Best-seller après la Bible, Don Quichotte doit son succès international dès sa parution à son pouvoir de guérir la mélancolie, comme l'a conçu son auteur, à plus de cinquante ans. Comme des patients qui passent pour fous, comme l'auteur dans sa propre vie, Cervantès a chargé Don Quichotte, qu'il appelle son fils fou, de mettre en scène les traumatismes traversés de son vivant.
Françoise Davoine fait résonner ce grand texte avec des cas de sa pratique ou des événements de son histoire personnelle. Elle décrit comment les épisodes de crises successives du chevalier errant sont une façon de faire revivre les guerres et l'esclavage de Cervantès lui-même pendant cinq ans au bagne d'Alger, tout comme les crises psychotiques sont des façons de montrer ce qui ne peut se dire dans les silences orchestrés des familles et de la société, autour de traumatismes majeurs. Et en même temps, ces crises de folie indiquent le moyen d'en sortir. Ici le thérapeute est Sancho Pança, qui sait de quoi il retourne pour en avoir eu l'expérience.
Le livre suit donc pas à pas les différents épisodes du Don Quichotte qui ouvrent le champ progressif des batailles, depuis les voiles des moulins et des bateaux sur lesquels Cervantes combattit contre les Turcs à la bataille de Lépante jusqu'à l'épisode des troupeaux de moutons où il voit se dérouler une guerre internationale exactement sur les mêmes fronts qu'aujourd'hui au Moyen-Orient.
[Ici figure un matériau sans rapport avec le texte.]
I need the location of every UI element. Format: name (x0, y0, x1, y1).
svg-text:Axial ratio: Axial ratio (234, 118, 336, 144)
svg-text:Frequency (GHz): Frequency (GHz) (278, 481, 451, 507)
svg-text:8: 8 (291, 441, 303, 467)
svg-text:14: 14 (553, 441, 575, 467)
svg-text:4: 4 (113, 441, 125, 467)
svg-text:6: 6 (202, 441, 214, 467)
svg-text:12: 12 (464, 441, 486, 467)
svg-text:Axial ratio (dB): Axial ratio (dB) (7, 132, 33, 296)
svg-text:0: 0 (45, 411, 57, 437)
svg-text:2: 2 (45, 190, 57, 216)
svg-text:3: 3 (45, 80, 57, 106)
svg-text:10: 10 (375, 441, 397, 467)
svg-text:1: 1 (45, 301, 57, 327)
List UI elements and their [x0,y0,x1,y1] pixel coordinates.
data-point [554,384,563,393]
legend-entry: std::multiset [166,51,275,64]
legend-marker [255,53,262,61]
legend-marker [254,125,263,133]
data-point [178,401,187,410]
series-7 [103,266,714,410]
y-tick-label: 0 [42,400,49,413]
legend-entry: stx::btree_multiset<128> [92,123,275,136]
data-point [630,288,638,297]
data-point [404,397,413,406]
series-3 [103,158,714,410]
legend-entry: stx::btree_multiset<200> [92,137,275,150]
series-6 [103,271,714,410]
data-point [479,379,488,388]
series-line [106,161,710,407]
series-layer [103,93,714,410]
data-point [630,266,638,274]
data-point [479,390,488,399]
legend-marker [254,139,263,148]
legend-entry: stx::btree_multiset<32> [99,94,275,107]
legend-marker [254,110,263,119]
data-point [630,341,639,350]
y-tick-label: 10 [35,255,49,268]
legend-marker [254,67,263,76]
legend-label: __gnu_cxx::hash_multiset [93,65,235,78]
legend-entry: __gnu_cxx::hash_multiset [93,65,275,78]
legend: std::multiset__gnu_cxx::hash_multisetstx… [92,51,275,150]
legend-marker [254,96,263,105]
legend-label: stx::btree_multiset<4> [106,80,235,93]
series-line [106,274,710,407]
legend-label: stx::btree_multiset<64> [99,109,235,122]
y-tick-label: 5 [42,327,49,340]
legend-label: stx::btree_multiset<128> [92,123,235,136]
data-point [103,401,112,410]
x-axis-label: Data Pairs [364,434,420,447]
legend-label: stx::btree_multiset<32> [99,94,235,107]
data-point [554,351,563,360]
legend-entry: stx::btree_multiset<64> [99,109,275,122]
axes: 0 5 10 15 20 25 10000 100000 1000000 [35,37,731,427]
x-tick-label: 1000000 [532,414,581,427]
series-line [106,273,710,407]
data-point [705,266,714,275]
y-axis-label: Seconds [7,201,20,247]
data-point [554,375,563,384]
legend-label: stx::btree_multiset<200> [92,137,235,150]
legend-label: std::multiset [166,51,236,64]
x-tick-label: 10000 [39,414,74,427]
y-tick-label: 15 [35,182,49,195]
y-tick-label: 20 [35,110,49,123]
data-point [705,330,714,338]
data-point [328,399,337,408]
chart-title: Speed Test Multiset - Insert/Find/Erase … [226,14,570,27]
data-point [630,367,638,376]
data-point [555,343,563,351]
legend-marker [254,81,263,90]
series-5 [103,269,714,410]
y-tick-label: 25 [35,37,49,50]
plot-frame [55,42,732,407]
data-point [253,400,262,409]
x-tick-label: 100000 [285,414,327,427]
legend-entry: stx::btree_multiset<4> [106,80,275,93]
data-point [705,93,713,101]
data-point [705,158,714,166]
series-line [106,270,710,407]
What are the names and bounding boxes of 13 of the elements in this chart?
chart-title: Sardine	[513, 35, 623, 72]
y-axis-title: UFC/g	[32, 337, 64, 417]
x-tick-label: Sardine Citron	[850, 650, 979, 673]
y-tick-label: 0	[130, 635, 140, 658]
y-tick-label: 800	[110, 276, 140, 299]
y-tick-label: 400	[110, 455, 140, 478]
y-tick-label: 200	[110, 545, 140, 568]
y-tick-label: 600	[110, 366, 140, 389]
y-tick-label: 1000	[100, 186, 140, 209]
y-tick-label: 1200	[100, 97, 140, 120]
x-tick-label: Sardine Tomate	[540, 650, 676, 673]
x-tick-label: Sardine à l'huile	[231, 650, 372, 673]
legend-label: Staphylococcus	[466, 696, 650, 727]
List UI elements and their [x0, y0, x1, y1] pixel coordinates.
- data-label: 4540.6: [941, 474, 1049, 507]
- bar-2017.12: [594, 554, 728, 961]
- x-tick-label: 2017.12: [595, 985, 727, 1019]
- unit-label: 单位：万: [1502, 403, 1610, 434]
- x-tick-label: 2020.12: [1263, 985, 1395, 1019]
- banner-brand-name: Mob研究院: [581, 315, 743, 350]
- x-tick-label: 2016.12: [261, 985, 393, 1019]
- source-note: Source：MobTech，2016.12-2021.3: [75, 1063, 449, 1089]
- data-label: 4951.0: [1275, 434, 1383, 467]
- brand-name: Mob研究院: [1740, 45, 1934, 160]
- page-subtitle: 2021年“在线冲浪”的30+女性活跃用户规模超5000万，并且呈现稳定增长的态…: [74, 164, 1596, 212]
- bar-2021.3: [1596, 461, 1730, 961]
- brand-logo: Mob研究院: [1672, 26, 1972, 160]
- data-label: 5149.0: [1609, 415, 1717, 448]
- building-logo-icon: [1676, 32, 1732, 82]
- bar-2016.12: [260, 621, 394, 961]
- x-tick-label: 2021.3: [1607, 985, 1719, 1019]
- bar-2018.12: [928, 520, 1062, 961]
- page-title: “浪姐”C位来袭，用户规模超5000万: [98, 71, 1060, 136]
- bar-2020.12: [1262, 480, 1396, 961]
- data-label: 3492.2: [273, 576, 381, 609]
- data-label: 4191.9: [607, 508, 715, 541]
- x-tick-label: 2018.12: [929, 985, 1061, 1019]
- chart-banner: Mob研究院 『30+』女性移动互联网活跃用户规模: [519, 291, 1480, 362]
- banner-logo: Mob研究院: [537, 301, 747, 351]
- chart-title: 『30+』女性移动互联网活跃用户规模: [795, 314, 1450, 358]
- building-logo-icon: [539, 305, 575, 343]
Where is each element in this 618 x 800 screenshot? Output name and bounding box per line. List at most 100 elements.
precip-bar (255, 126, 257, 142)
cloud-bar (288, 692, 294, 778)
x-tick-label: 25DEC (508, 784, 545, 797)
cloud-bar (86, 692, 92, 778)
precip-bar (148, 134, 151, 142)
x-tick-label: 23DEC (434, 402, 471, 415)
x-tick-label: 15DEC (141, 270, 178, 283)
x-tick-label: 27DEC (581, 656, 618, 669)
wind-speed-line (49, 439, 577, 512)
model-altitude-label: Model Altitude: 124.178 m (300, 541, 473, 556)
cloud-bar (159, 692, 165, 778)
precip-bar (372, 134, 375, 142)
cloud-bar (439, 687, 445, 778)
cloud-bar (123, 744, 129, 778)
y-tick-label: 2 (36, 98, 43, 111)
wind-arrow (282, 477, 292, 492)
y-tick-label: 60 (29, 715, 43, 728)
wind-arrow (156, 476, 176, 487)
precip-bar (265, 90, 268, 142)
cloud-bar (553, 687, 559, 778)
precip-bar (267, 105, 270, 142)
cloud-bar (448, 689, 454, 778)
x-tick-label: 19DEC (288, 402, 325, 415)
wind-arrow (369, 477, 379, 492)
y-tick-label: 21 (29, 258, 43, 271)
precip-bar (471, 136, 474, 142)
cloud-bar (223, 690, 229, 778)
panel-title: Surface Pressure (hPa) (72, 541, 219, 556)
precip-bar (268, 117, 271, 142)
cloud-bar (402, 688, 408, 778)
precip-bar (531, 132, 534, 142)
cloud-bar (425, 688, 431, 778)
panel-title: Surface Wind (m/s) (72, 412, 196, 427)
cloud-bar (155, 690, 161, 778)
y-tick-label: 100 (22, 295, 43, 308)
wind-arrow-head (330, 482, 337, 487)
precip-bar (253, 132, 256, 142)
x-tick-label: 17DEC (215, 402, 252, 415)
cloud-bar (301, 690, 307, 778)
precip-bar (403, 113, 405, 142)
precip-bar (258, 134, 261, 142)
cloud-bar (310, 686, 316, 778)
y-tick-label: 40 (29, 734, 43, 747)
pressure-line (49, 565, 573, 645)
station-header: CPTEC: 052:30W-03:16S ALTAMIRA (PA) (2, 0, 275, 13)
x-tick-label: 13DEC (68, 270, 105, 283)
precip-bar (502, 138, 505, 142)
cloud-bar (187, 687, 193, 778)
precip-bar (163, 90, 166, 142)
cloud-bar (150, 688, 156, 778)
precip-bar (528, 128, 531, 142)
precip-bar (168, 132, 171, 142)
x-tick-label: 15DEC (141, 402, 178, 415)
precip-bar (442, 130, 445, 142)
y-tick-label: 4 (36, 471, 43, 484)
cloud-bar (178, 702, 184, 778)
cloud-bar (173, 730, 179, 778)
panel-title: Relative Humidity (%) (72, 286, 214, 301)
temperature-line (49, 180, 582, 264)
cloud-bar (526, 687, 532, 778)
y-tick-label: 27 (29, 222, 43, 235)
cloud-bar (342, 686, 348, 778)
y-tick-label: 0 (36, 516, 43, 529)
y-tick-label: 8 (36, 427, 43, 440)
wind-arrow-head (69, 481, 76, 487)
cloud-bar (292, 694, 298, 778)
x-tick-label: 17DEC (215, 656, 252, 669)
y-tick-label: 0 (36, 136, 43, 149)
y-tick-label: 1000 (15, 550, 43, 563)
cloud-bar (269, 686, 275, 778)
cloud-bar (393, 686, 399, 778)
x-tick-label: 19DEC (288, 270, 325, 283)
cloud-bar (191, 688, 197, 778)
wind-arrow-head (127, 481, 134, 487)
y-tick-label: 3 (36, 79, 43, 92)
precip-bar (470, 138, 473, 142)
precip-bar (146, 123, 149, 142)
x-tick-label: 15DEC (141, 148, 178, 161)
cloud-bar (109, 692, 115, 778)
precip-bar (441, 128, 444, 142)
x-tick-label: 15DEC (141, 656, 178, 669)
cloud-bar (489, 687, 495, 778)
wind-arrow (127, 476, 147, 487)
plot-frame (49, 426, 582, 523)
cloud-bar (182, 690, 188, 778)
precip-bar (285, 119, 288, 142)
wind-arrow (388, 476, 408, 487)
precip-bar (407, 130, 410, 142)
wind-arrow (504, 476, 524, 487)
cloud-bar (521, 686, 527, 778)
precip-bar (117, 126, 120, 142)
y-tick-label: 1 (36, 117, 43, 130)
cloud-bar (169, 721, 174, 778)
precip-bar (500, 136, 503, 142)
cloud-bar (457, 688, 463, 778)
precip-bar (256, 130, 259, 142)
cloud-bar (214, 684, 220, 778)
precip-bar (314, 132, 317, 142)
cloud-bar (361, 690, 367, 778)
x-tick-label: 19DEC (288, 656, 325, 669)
Puis, quand il a épuisé l'investigation de toutes ces histoires réelles, Don Quichotte prend le maquis dans la montagne. Grâce à son travail littéralement analytique, il va guérir les traumatismes des uns et des autres rencontrés en chemin. Ainsi Don Quichotte, parti seul dans ses lubies au début du livre, finit par réunir à la taverne plus de trente personnes qui, grâce à son travail d'analyste, ont pu renouer des liens.